Vor einigen Tagen schrieb Professor Reto Knutti, der bekannteste Klimaforscher des Landes und auf vielen Kanälen präsent, meinem Freund Markus Schär, Historiker, Journalist und Autor, eine Mailnachricht, die folgenden Passus enthält: „…diese unzähligen Emails mit Ihnen und den Herren Rentsch, Saurer, Häring, Reichmuth, etc. haben uns noch nie auch nur einen Schritt weiter gebracht. Ihr primäres Ziel scheint mir, ist Fakten zum Klimawandel und dessen Dringlichkeit zu leugnen, und die Glaubwürdigkeit von Wissenschaftlern in Frage zu stellen.“

Da mein Name in dieser Aufzählung erscheint, möchte ich mich dazu äussern. Ich spreche dabei nur für mich. Ich kenne Professor Knutti relativ gut, umgekehrt auch. Erstens sind Klimaforschung und Klimapolitik seit vielen Jahren eines meiner Hauptthemen. Zweitens war ich an mehreren Veranstaltungen, an denen Reto Knutti als Referent aufgetreten ist und unterhielt mich dort mit ihm. Drittens hat er mich vor Jahren freundlicherweise zu einem persönlichen Gespräch in die ETH-Professoren-Kantine zum Mittagessen eingeladen. Zudem gibt es viertens eine ziemlich umfangreiche, inzwischen aber eingeschlafene Mailkorrespondenz.

Warum Klimaaktivist?
Reto Knutti war im wissenschaftlichen Beirat der „Gletscher-Initiative“, deren Einfluss wir letztlich das illusionäre „netto null 2050“-Ziel im Klima- und Innovationsgesetz zu verdanken haben. Er organisierte auch eine Unterschriftensammlung unter Professoren für eine Petition zugunsten des Klimagesetzes (siehe hier). Er bestreitet zahlreiche öffentliche Auftritte – quasi Knutti auf allen Kanälen, so wie halt die Medien funktionieren. Man braucht eine prominente Stimme, sonst glauben es die Leute nicht.

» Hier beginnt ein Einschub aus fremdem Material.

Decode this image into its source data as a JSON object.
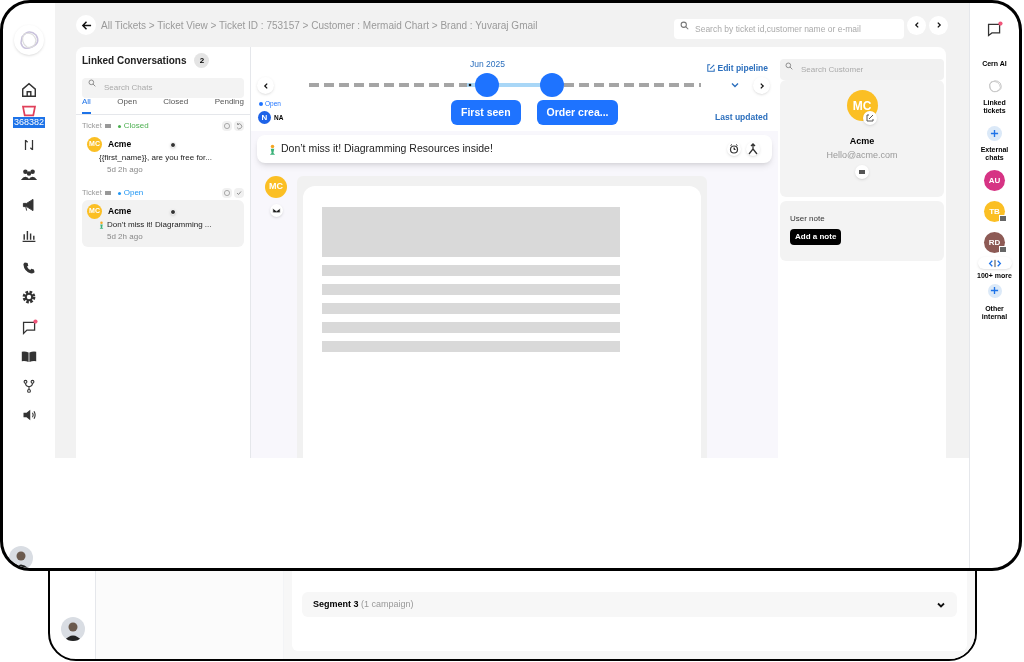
{
  "breadcrumb": "All Tickets > Ticket View > Ticket ID : 753157 > Customer : Mermaid Chart > Brand : Yuvaraj Gmail",
  "ticket_search": {
    "placeholder": "Search by ticket id,customer name or e-mail"
  },
  "nav_badge": "368382",
  "linked_conversations": {
    "title": "Linked Conversations",
    "count": "2",
    "search_placeholder": "Search Chats",
    "tabs": [
      {
        "label": "All",
        "selected": true
      },
      {
        "label": "Open",
        "selected": false
      },
      {
        "label": "Closed",
        "selected": false
      },
      {
        "label": "Pending",
        "selected": false
      }
    ],
    "tickets": [
      {
        "kind": "closed",
        "label": "Ticket",
        "status": "Closed",
        "color": "#4caf50",
        "avatar": "MC",
        "sender": "Acme",
        "preview": "{{first_name}}, are you free for...",
        "time": "5d 2h ago",
        "selected": false
      },
      {
        "kind": "open",
        "label": "Ticket",
        "status": "Open",
        "color": "#2196f3",
        "avatar": "MC",
        "sender": "Acme",
        "preview": "Don’t miss it! Diagramming ...",
        "time": "5d 2h ago",
        "selected": true
      }
    ]
  },
  "timeline": {
    "month": "Jun 2025",
    "edit": "Edit pipeline",
    "status": "Open",
    "agent_initial": "N",
    "agent": "NA",
    "stages": [
      "First seen",
      "Order crea..."
    ],
    "last_updated": "Last updated"
  },
  "subject": "Don’t miss it! Diagramming Resources inside!",
  "message": {
    "avatar": "MC"
  },
  "customer": {
    "search_placeholder": "Search Customer",
    "avatar": "MC",
    "name": "Acme",
    "email": "Hello@acme.com"
  },
  "note": {
    "title": "User note",
    "button": "Add a note"
  },
  "rail": {
    "cern_label": "Cern AI",
    "linked_label": "Linked tickets",
    "external_label": "External chats",
    "contacts": [
      {
        "initials": "AU",
        "color": "#d63384",
        "email": false
      },
      {
        "initials": "TB",
        "color": "#fbbf24",
        "email": true
      },
      {
        "initials": "RD",
        "color": "#8d5a55",
        "email": true
      }
    ],
    "more": "100+ more",
    "other_label": "Other internal"
  },
  "segment": {
    "title": "Segment 3",
    "count": "(1 campaign)"
  }
}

Zu Knuttis Vorwurf, mein primäres Ziel scheine es zu sein, Fakten zum Klimawandel und dessen Dringlichkeit zu leugnen: Mit dieser Formulierung macht er bewusst die Assoziation zum „Klimaleugner“, eine Masche, die unter Klimaaktivisten gang und gäbe ist. Jede(r) kann auf meinen zahlreichen Blogartikeln auf volldaneben.ch in der Kategorie „Klima“ selber nachprüfen, ob sein Vorwurf zutrifft. Ich würde mich selbst als Klimapolitik-Skeptiker bezeichnen. Im Klimaskepsis-Schema unten, das ich vor der Klimakonferenz von Paris im Jahr 2015 kreiert habe, verorte ich mich in der vierten Spalte ganz rechts. Das Schema ist von links nach rechts zu lesen:

Zur Klimaforschung äussere ich mich nur aus einer polit-ökonomischen Perspektive, allgemeines Stichwort „rent-seeking“. Ich bin ja nicht Klimaforscher, also wäre es vermessen, mit Knutti über seine Klimamodelle zu debattieren. Ich halte aber die Klimaforschung wegen den beobachtbaren wirksamen Anreizen für latent politisiert. Auch lassen sich bestimmte politische Agenden „gegen das System“ gut damit verknüpfen. Zudem ist der universitäre Oberbau ganz generell ideologisch massiv Richtung links-grün verzerrt. Leider gibt es dazu nur Daten über die Situation in den USA (Abbildung unten). Aber ich bin nach langjähriger Beobachtung überzeugt, dass an unseren staatlichen Hochschulen ähnliche Verhältnisse herrschen.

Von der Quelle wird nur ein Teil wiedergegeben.